Sequence organizers are a type of graphic organizer that help students to see the sequential relationship between events in a text. They can show a process or portray an event sequence in a simplified manner. They can help students identify cause-and-effect relationships. A graphic organizer can be also known as a knowledge map, a concept map, a story map, a cognitive organizer, an advance organizer, or a concept diagram. They are used as a communication tool to employ visual symbols to express knowledge, concepts, thoughts or ideas, and the relationships between them.

Types 

 Topic or knowledge maps visually depict where items of information exist.
 Concept maps illustrate relationships between two or more concepts.
 Story maps identify the elements of a story and the main storyline.
 Webs show how information categories relate to one another.
 Mind maps visually represent central ideas surrounded by connected topics and subtopics.

Teaching 

When students read a text that outlines a story, process or series of events, it can be useful to put the information in a sequence. Breaking down information into sections can make it easier to understand as a whole. Moreover, large pictures help emphasize the core meaning along with practical demonstrations. A graphic organizer can be used as a teaching tool in two ways:

 From graphic organizer to text – A completed sequence organizer is used to create a piece of writing based on the information it contains.
 From text to graphic organizer – A sequence organizer is used to simplify, in note form, events in a sequential order. This is often used by teachers to check student's comprehension of a text.

More ideas 

Students who need more help can be provided with key events already written in the left hand arrows.

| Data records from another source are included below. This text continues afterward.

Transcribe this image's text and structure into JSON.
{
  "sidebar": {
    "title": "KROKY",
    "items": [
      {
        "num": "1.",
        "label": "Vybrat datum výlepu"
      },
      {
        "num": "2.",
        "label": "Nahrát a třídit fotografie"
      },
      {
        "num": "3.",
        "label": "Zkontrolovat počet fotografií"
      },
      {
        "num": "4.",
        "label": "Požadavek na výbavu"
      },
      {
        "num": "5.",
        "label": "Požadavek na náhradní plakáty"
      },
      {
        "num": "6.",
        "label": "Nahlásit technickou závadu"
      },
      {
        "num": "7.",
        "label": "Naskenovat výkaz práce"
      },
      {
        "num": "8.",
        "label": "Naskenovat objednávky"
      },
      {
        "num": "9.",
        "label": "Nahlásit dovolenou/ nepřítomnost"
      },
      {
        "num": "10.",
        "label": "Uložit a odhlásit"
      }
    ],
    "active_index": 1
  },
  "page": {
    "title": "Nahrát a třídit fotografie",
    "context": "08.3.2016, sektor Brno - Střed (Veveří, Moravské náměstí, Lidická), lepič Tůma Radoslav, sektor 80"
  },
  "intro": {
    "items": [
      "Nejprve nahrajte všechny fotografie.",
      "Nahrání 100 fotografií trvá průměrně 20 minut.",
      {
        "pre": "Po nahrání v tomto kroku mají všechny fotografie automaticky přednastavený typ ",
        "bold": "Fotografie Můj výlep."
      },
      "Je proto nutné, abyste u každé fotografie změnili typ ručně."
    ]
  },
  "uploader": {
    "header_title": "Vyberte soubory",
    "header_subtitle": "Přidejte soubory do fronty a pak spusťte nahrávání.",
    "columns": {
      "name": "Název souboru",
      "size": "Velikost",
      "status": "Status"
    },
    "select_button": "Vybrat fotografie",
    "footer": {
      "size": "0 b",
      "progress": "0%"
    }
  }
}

If students are reading different sections of the same text, such as a jigsaw activity, they should complete a particular portion of their organizer. When the classmates assemble, they can exchange their portions to make notes of important information of other sections.

Organizers can be used as a platform to prepare a rough draft for a narrative text, or a summarize review of sequential information from more than one textual source or learning experience.